Yes, this would be the J-Pouch. If things go wrong you could have a stoma again but odds are good all will be fine. I had my J-Pouch done 16 years ago and have had such success. The first 6 months are quite challenging but be vigilant in adjusting your meds and diet and you will get there. It is so worth it.
I no not know if you have had your surgery or not yet but I have a j pouch which I have had for 14 years and I have had no problems going to the toilet about 5 times a day mostly at night or in the early morning.Just lately I have been getting a lot of pains in my stomach and i have been told it is the scar tissues and the pain is unbelievable has any one else got the same problem.
Honestly if I could go back in time I wouldnt have gotten the removal of the large intestine and a j-pouch... since i've gotten that surgery 6 years ago i've had nothing but problems with it. Although i have Ulcerative Colitis and that could be one of the reasons. Just make sure you get a second opinion. Like the poster trudie said the first 6 months r usually difficult because of the healing time.

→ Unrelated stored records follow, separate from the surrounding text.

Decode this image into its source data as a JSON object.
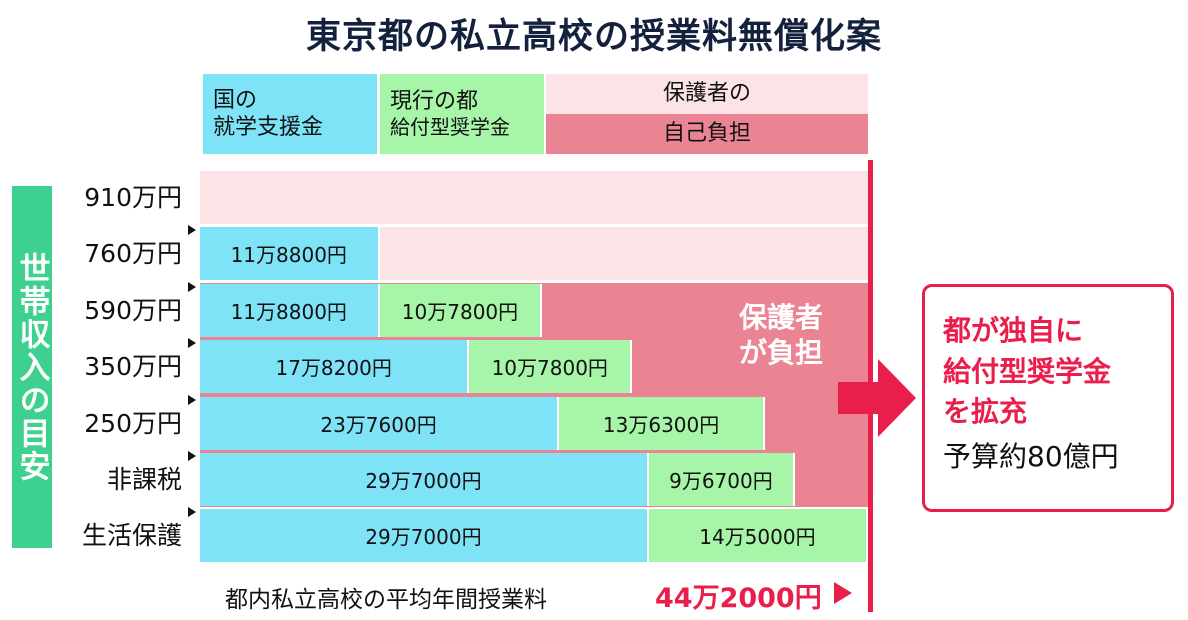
{
  "title": "東京都の私立高校の授業料無償化案",
  "legend": {
    "national": [
      "国の",
      "就学支援金"
    ],
    "scholarship": [
      "現行の都",
      "給付型奨学金"
    ],
    "guardian": [
      "保護者の",
      "自己負担"
    ]
  },
  "y_axis_title": "世帯収入の目安",
  "guardian_label": [
    "保護者",
    "が負担"
  ],
  "bottom": {
    "caption": "都内私立高校の平均年間授業料",
    "value": "44万2000円"
  },
  "callout": {
    "lines": [
      "都が独自に",
      "給付型奨学金",
      "を拡充"
    ],
    "budget": "予算約80億円"
  },
  "colors": {
    "national": "#7fe3f8",
    "scholarship": "#a6f5a8",
    "guardian_light": "#fbe3e6",
    "guardian": "#ea8392",
    "accent": "#ea1e4b",
    "axis_title_bg": "#3ed08e"
  },
  "chart_data": {
    "type": "bar",
    "orientation": "horizontal",
    "stacked": true,
    "title": "東京都の私立高校の授業料無償化案",
    "ylabel": "世帯収入の目安",
    "categories": [
      "910万円",
      "760万円",
      "590万円",
      "350万円",
      "250万円",
      "非課税",
      "生活保護"
    ],
    "xlim": [
      0,
      442000
    ],
    "reference_line": {
      "value": 442000,
      "label": "都内私立高校の平均年間授業料",
      "value_label": "44万2000円"
    },
    "series": [
      {
        "name": "国の就学支援金",
        "values": [
          0,
          118800,
          118800,
          178200,
          237600,
          297000,
          297000
        ],
        "labels": [
          null,
          "11万8800円",
          "11万8800円",
          "17万8200円",
          "23万7600円",
          "29万7000円",
          "29万7000円"
        ]
      },
      {
        "name": "現行の都給付型奨学金",
        "values": [
          0,
          0,
          107800,
          107800,
          136300,
          96700,
          145000
        ],
        "labels": [
          null,
          null,
          "10万7800円",
          "10万7800円",
          "13万6300円",
          "9万6700円",
          "14万5000円"
        ]
      },
      {
        "name": "保護者の自己負担",
        "values": [
          442000,
          323200,
          215400,
          156000,
          68100,
          48300,
          0
        ]
      }
    ]
  }
}
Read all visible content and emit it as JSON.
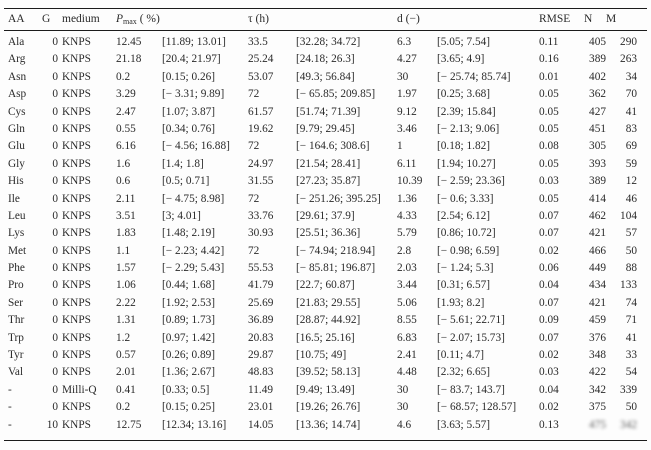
{
  "table": {
    "header": {
      "aa": "AA",
      "g": "G",
      "medium": "medium",
      "pmax_symbol": "P",
      "pmax_subscript": "max",
      "pmax_unit": " ( %)",
      "tau": "τ (h)",
      "d": "d (−)",
      "rmse": "RMSE",
      "n": "N",
      "m": "M"
    },
    "rows": [
      {
        "aa": "Ala",
        "g": "0",
        "medium": "KNPS",
        "pmax": "12.45",
        "pmax_ci": "[11.89; 13.01]",
        "tau": "33.5",
        "tau_ci": "[32.28; 34.72]",
        "d": "6.3",
        "d_ci": "[5.05; 7.54]",
        "rmse": "0.11",
        "n": "405",
        "m": "290"
      },
      {
        "aa": "Arg",
        "g": "0",
        "medium": "KNPS",
        "pmax": "21.18",
        "pmax_ci": "[20.4; 21.97]",
        "tau": "25.24",
        "tau_ci": "[24.18; 26.3]",
        "d": "4.27",
        "d_ci": "[3.65; 4.9]",
        "rmse": "0.16",
        "n": "389",
        "m": "263"
      },
      {
        "aa": "Asn",
        "g": "0",
        "medium": "KNPS",
        "pmax": "0.2",
        "pmax_ci": "[0.15; 0.26]",
        "tau": "53.07",
        "tau_ci": "[49.3; 56.84]",
        "d": "30",
        "d_ci": "[− 25.74; 85.74]",
        "rmse": "0.01",
        "n": "402",
        "m": "34"
      },
      {
        "aa": "Asp",
        "g": "0",
        "medium": "KNPS",
        "pmax": "3.29",
        "pmax_ci": "[− 3.31; 9.89]",
        "tau": "72",
        "tau_ci": "[− 65.85; 209.85]",
        "d": "1.97",
        "d_ci": "[0.25; 3.68]",
        "rmse": "0.05",
        "n": "362",
        "m": "70"
      },
      {
        "aa": "Cys",
        "g": "0",
        "medium": "KNPS",
        "pmax": "2.47",
        "pmax_ci": "[1.07; 3.87]",
        "tau": "61.57",
        "tau_ci": "[51.74; 71.39]",
        "d": "9.12",
        "d_ci": "[2.39; 15.84]",
        "rmse": "0.05",
        "n": "427",
        "m": "41"
      },
      {
        "aa": "Gln",
        "g": "0",
        "medium": "KNPS",
        "pmax": "0.55",
        "pmax_ci": "[0.34; 0.76]",
        "tau": "19.62",
        "tau_ci": "[9.79; 29.45]",
        "d": "3.46",
        "d_ci": "[− 2.13; 9.06]",
        "rmse": "0.05",
        "n": "451",
        "m": "83"
      },
      {
        "aa": "Glu",
        "g": "0",
        "medium": "KNPS",
        "pmax": "6.16",
        "pmax_ci": "[− 4.56; 16.88]",
        "tau": "72",
        "tau_ci": "[− 164.6; 308.6]",
        "d": "1",
        "d_ci": "[0.18; 1.82]",
        "rmse": "0.08",
        "n": "305",
        "m": "69"
      },
      {
        "aa": "Gly",
        "g": "0",
        "medium": "KNPS",
        "pmax": "1.6",
        "pmax_ci": "[1.4; 1.8]",
        "tau": "24.97",
        "tau_ci": "[21.54; 28.41]",
        "d": "6.11",
        "d_ci": "[1.94; 10.27]",
        "rmse": "0.05",
        "n": "393",
        "m": "59"
      },
      {
        "aa": "His",
        "g": "0",
        "medium": "KNPS",
        "pmax": "0.6",
        "pmax_ci": "[0.5; 0.71]",
        "tau": "31.55",
        "tau_ci": "[27.23; 35.87]",
        "d": "10.39",
        "d_ci": "[− 2.59; 23.36]",
        "rmse": "0.03",
        "n": "389",
        "m": "12"
      },
      {
        "aa": "Ile",
        "g": "0",
        "medium": "KNPS",
        "pmax": "2.11",
        "pmax_ci": "[− 4.75; 8.98]",
        "tau": "72",
        "tau_ci": "[− 251.26; 395.25]",
        "d": "1.36",
        "d_ci": "[− 0.6; 3.33]",
        "rmse": "0.05",
        "n": "414",
        "m": "46"
      },
      {
        "aa": "Leu",
        "g": "0",
        "medium": "KNPS",
        "pmax": "3.51",
        "pmax_ci": "[3; 4.01]",
        "tau": "33.76",
        "tau_ci": "[29.61; 37.9]",
        "d": "4.33",
        "d_ci": "[2.54; 6.12]",
        "rmse": "0.07",
        "n": "462",
        "m": "104"
      },
      {
        "aa": "Lys",
        "g": "0",
        "medium": "KNPS",
        "pmax": "1.83",
        "pmax_ci": "[1.48; 2.19]",
        "tau": "30.93",
        "tau_ci": "[25.51; 36.36]",
        "d": "5.79",
        "d_ci": "[0.86; 10.72]",
        "rmse": "0.07",
        "n": "421",
        "m": "57"
      },
      {
        "aa": "Met",
        "g": "0",
        "medium": "KNPS",
        "pmax": "1.1",
        "pmax_ci": "[− 2.23; 4.42]",
        "tau": "72",
        "tau_ci": "[− 74.94; 218.94]",
        "d": "2.8",
        "d_ci": "[− 0.98; 6.59]",
        "rmse": "0.02",
        "n": "466",
        "m": "50"
      },
      {
        "aa": "Phe",
        "g": "0",
        "medium": "KNPS",
        "pmax": "1.57",
        "pmax_ci": "[− 2.29; 5.43]",
        "tau": "55.53",
        "tau_ci": "[− 85.81; 196.87]",
        "d": "2.03",
        "d_ci": "[− 1.24; 5.3]",
        "rmse": "0.06",
        "n": "449",
        "m": "88"
      },
      {
        "aa": "Pro",
        "g": "0",
        "medium": "KNPS",
        "pmax": "1.06",
        "pmax_ci": "[0.44; 1.68]",
        "tau": "41.79",
        "tau_ci": "[22.7; 60.87]",
        "d": "3.44",
        "d_ci": "[0.31; 6.57]",
        "rmse": "0.04",
        "n": "434",
        "m": "133"
      },
      {
        "aa": "Ser",
        "g": "0",
        "medium": "KNPS",
        "pmax": "2.22",
        "pmax_ci": "[1.92; 2.53]",
        "tau": "25.69",
        "tau_ci": "[21.83; 29.55]",
        "d": "5.06",
        "d_ci": "[1.93; 8.2]",
        "rmse": "0.07",
        "n": "421",
        "m": "74"
      },
      {
        "aa": "Thr",
        "g": "0",
        "medium": "KNPS",
        "pmax": "1.31",
        "pmax_ci": "[0.89; 1.73]",
        "tau": "36.89",
        "tau_ci": "[28.87; 44.92]",
        "d": "8.55",
        "d_ci": "[− 5.61; 22.71]",
        "rmse": "0.09",
        "n": "459",
        "m": "71"
      },
      {
        "aa": "Trp",
        "g": "0",
        "medium": "KNPS",
        "pmax": "1.2",
        "pmax_ci": "[0.97; 1.42]",
        "tau": "20.83",
        "tau_ci": "[16.5; 25.16]",
        "d": "6.83",
        "d_ci": "[− 2.07; 15.73]",
        "rmse": "0.07",
        "n": "376",
        "m": "41"
      },
      {
        "aa": "Tyr",
        "g": "0",
        "medium": "KNPS",
        "pmax": "0.57",
        "pmax_ci": "[0.26; 0.89]",
        "tau": "29.87",
        "tau_ci": "[10.75; 49]",
        "d": "2.41",
        "d_ci": "[0.11; 4.7]",
        "rmse": "0.02",
        "n": "348",
        "m": "33"
      },
      {
        "aa": "Val",
        "g": "0",
        "medium": "KNPS",
        "pmax": "2.01",
        "pmax_ci": "[1.36; 2.67]",
        "tau": "48.83",
        "tau_ci": "[39.52; 58.13]",
        "d": "4.48",
        "d_ci": "[2.32; 6.65]",
        "rmse": "0.03",
        "n": "422",
        "m": "54"
      },
      {
        "aa": "-",
        "g": "0",
        "medium": "Milli-Q",
        "pmax": "0.41",
        "pmax_ci": "[0.33; 0.5]",
        "tau": "11.49",
        "tau_ci": "[9.49; 13.49]",
        "d": "30",
        "d_ci": "[− 83.7; 143.7]",
        "rmse": "0.04",
        "n": "342",
        "m": "339"
      },
      {
        "aa": "-",
        "g": "0",
        "medium": "KNPS",
        "pmax": "0.2",
        "pmax_ci": "[0.15; 0.25]",
        "tau": "23.01",
        "tau_ci": "[19.26; 26.76]",
        "d": "30",
        "d_ci": "[− 68.57; 128.57]",
        "rmse": "0.02",
        "n": "375",
        "m": "50"
      },
      {
        "aa": "-",
        "g": "10",
        "medium": "KNPS",
        "pmax": "12.75",
        "pmax_ci": "[12.34; 13.16]",
        "tau": "14.05",
        "tau_ci": "[13.36; 14.74]",
        "d": "4.6",
        "d_ci": "[3.63; 5.57]",
        "rmse": "0.13",
        "n": "475",
        "m": "342",
        "nm_blurred": true
      }
    ]
  }
}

And for awhile you'll always wanna kno that there is a bathroom close by.
However, if I were in your situation I suppose I would ask the following questions:-
- is the "defecating experience" after the ileoanal/J pouch worse/more troublesome than the defecating experience after the ileorectal?? In other words does the experience of the J pouch impinge on your life to a much greater extent for whatever reasons??
- if so, then is it possible to undergo the ileorectal procedure, then keep a close eye via regular sigmoidoscopies on the state of the rectum, and then if the rectum starts to look "pre-cancerous (or whatever) convert the "ileorectal" into an "ileoanal". Can one assume that if in the future, the ileorectal is converted to an ileoanal, then the removal of the cancerous rectum will not have increased the risk of any metastising elsewhere??